675 words | 5 mintue read | Flesch–Kincaid readability score: Grade 6

The still, muddy water glistened with oil. There were no signs of any
life as Prabhu stood by the side of the narrow canal and squinted hard,
anxiously searching the depths of the murky pool. But the slick surface
made it hard for him to see anything beneath the surface.

Fear crossed the eight-year-old’s face. If he couldn’t find what he was
looking for, there would be no meal tonight.

Prabhu and the Prawns
Prabhu and the Prawns [Illustration by Anup Singh]

Prabhu is a shrimp seed collector. Every morning, he trudges nearly three kilometres to reach a shrimp farm in Nellore district in Andhra Pradesh. There he picks out tiny, baby shrimps called seeds from small, saline pools where they are grown, and transfers them to huge reservoirs.

When the baby shrimps grow into large prawns, they are exported to various countries around the world. In return, Prabhu is paid a few rupees (less than one US dollar) for his hard labour.

Like him, there are thousands of child labourers who work in prawn farms in coastal Andhra Pradesh, collecting baby shrimps to earn a living for their impoverished families.

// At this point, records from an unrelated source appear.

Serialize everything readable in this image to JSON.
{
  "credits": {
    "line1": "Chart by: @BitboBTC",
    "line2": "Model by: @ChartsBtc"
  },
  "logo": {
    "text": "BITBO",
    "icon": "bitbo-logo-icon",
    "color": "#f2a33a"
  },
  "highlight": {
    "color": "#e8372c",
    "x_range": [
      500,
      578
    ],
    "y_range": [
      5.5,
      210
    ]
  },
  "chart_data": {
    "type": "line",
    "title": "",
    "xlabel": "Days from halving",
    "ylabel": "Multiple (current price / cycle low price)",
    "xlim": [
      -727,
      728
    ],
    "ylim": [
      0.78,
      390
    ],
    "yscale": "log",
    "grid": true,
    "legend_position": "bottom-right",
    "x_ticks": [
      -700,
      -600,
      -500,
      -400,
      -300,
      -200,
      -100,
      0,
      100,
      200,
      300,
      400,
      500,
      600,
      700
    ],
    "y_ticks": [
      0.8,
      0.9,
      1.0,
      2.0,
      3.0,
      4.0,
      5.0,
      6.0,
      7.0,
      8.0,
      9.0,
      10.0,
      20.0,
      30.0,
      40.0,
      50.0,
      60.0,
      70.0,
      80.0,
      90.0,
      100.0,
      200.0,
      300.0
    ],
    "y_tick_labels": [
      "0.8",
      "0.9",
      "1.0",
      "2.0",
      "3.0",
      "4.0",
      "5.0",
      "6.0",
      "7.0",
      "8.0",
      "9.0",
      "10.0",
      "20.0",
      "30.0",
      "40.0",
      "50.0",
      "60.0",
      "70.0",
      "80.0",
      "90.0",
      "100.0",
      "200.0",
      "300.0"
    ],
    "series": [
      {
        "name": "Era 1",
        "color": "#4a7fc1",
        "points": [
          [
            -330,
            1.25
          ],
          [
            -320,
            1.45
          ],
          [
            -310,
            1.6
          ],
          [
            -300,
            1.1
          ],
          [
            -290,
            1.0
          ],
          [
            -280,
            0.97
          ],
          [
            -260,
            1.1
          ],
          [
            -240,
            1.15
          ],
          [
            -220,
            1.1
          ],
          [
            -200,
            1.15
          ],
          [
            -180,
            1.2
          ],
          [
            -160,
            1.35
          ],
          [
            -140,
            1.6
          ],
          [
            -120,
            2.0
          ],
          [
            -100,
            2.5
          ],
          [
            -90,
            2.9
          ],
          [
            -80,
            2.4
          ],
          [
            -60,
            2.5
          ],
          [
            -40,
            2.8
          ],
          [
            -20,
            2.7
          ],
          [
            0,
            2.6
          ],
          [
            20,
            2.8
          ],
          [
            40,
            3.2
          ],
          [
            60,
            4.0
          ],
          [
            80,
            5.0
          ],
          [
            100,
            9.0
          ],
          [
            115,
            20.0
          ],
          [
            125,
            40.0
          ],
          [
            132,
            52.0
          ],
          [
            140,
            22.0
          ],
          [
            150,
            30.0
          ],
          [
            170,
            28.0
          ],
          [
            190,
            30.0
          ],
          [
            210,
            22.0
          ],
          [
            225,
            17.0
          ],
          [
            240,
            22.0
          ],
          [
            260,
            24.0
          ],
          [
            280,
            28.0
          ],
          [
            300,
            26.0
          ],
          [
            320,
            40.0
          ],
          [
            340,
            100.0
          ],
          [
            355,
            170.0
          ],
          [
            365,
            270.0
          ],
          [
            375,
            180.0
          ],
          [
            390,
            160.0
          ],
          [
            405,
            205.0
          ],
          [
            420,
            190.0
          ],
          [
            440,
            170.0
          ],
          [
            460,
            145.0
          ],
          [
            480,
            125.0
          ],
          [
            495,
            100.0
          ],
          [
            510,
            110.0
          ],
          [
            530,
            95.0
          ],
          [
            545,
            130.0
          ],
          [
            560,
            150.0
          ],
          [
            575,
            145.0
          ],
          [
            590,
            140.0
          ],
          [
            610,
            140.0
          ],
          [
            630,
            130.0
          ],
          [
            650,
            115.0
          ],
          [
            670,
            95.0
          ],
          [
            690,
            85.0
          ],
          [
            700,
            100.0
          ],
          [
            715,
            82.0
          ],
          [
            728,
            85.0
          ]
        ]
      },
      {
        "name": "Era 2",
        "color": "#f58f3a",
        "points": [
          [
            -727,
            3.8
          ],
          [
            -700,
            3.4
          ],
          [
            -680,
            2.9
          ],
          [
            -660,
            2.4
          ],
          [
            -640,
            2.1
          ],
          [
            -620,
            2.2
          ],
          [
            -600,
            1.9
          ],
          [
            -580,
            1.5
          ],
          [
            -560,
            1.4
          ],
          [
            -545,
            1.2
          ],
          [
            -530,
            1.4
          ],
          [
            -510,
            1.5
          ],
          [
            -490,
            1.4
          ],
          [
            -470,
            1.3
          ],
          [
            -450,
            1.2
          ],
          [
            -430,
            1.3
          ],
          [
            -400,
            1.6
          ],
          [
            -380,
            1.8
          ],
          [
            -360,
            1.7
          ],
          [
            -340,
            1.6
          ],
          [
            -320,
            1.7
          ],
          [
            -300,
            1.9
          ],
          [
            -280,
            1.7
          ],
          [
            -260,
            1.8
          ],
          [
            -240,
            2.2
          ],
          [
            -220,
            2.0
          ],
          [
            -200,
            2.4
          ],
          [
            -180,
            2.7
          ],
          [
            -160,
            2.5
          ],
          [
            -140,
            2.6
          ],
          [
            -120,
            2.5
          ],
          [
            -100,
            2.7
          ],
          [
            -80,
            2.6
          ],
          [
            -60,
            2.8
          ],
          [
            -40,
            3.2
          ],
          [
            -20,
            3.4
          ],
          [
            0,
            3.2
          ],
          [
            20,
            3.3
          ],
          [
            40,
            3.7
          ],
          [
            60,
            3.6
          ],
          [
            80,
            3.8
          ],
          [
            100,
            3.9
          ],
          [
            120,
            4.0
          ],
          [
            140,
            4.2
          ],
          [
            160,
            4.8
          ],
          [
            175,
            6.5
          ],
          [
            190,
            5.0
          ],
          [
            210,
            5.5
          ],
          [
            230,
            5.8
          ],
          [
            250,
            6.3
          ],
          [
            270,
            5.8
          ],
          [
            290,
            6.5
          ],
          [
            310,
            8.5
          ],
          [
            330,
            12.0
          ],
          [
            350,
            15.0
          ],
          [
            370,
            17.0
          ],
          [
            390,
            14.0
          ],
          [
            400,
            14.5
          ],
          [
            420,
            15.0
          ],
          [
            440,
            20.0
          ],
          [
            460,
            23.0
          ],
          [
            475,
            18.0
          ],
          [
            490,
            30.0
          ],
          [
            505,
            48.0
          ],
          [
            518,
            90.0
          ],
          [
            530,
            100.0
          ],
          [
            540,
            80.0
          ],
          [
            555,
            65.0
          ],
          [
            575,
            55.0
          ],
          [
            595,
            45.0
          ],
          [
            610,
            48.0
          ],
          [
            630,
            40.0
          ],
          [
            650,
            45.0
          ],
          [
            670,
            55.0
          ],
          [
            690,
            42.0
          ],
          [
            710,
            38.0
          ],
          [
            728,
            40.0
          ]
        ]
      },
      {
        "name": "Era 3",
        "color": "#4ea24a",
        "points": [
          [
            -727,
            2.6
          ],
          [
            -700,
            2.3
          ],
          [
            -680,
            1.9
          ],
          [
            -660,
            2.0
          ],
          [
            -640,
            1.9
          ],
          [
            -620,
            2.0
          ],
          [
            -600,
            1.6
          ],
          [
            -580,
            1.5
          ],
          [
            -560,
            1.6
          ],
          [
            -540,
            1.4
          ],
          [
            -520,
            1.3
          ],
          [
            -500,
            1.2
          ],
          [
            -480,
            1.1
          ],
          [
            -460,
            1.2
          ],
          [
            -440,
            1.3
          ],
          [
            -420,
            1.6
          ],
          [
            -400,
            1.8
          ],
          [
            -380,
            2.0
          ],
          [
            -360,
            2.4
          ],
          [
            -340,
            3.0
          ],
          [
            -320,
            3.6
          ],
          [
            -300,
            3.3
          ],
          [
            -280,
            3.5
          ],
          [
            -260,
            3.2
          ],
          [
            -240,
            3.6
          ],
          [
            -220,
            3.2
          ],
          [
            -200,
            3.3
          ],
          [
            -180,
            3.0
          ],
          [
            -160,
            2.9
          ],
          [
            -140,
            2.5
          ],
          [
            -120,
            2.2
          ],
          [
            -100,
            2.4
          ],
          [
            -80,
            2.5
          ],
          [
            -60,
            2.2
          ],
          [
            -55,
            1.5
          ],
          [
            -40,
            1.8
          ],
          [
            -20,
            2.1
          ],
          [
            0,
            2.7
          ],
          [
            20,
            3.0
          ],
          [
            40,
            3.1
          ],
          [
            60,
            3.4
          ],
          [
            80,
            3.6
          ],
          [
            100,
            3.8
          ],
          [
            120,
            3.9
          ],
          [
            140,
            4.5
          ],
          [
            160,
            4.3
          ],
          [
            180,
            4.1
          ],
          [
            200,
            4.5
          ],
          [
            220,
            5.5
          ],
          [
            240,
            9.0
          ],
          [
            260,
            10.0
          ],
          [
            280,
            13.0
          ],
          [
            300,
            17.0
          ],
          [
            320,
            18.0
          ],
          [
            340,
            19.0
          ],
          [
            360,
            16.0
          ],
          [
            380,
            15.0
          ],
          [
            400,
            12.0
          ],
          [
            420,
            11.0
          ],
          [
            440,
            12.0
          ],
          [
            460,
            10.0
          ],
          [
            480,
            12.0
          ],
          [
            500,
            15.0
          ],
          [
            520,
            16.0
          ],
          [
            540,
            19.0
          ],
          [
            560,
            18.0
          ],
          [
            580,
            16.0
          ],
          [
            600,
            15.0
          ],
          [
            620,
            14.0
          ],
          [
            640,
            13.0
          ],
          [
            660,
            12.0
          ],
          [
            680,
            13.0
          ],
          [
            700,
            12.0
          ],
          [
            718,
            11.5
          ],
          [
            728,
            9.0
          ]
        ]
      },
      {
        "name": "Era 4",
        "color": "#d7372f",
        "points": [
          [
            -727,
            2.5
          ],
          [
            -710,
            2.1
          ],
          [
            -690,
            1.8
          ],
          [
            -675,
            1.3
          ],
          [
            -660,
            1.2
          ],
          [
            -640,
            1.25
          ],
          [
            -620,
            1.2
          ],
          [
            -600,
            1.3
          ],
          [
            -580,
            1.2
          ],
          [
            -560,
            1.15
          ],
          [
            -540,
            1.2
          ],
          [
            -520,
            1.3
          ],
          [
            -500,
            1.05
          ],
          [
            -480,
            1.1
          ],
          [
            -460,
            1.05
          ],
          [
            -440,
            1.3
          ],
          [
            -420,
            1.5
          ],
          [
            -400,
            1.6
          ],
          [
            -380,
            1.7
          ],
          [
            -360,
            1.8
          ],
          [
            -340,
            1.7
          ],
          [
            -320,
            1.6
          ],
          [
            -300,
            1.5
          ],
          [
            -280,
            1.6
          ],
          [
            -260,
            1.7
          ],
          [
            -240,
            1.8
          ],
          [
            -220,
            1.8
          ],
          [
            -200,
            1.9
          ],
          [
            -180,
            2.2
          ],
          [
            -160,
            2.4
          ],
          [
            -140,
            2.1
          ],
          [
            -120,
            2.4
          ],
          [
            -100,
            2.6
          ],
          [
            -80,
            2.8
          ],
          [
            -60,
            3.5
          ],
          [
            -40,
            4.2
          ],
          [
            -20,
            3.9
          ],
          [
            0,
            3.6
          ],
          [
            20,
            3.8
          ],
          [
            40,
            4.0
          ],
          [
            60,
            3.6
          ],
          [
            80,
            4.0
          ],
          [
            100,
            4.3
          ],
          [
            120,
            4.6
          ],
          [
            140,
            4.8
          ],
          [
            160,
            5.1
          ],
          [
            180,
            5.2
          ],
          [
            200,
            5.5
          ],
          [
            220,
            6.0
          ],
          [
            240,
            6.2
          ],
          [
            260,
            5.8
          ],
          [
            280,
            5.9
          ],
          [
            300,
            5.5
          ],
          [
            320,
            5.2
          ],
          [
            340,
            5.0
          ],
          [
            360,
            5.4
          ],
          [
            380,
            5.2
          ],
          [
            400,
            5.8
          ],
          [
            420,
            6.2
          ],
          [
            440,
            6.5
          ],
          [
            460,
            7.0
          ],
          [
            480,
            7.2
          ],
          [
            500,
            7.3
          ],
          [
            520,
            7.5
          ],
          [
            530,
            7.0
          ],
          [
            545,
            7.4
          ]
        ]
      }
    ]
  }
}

The task of collecting shrimps from the water is a delicate one and
requires great skill. Prawn farmers prefer to use children for the job
because prawn seeds are very small and adult hands can damage and kill
them while taking them out of the water.

But even children are not allowed to use their hands. Instead, they use their mouths to lightly lift the seeds from the water as they float by. They then spit the seed into net baskets.

The work is both tedious and tiring as children often have to spend hours wading in the salty water, only to catch a handful of seeds.

At the farm, Prabhu is very popular because he always catches the largest number of shrimp seeds. Every evening, he gets a pat from Murthy, the farm owner.

But today, there are no signs of any seed. Close to the farm, there has been an oil spill. A pipeline carrying crude oil has sprung a leak and the oil has flown into all the water sources in the area. The small ponds at the prawn farm weren’t spared either.

As he looked around, all Prabhu could see was oil-stained water. A
thought crossed his mind – maybe all the shrimp had died. A chill caught his heart, for that would mean he would lose his job.

Murthy and his men were frantically inspecting the reservoirs. After an
hour, he announced that only three were working. Nine others had been
destroyed. By evening, he had sent back most of the children.
Fortunately, Prabhu had been spared. He would have to come back the next morning.

Prabhu heaved a sigh of relief. Even though his work was increasingly
affecting his health, he needed it. For more than a year, the job at the farm had helped support his family because his parents are unemployed and the small piece of land behind their home is barren.

But even his young mind knows that he may not be able to catch shrimps
for too long. Each time he dips his mouth in the water to pick a seed, a searing pain leaves him numb. The saline water that he drinks in
routinely, has left the inside of his mouth lined with sores.

He is barely able to eat so, at night, his mother prepares a special gruel of the coarse grain ragi for him. His feet, too, have begun to fester. But Prabhu can’t afford to go to a doctor because there is no money to spare for medical expenses.

But the eight-year-old has no time to ponder over these problems. To
him, all that matters is his daily catch. Every day, as he leaves for work, he is determined to improve on his previous day’s record. And once he is in the water, all pain is forgotten as his eyes dart in search of the elusive shrimp.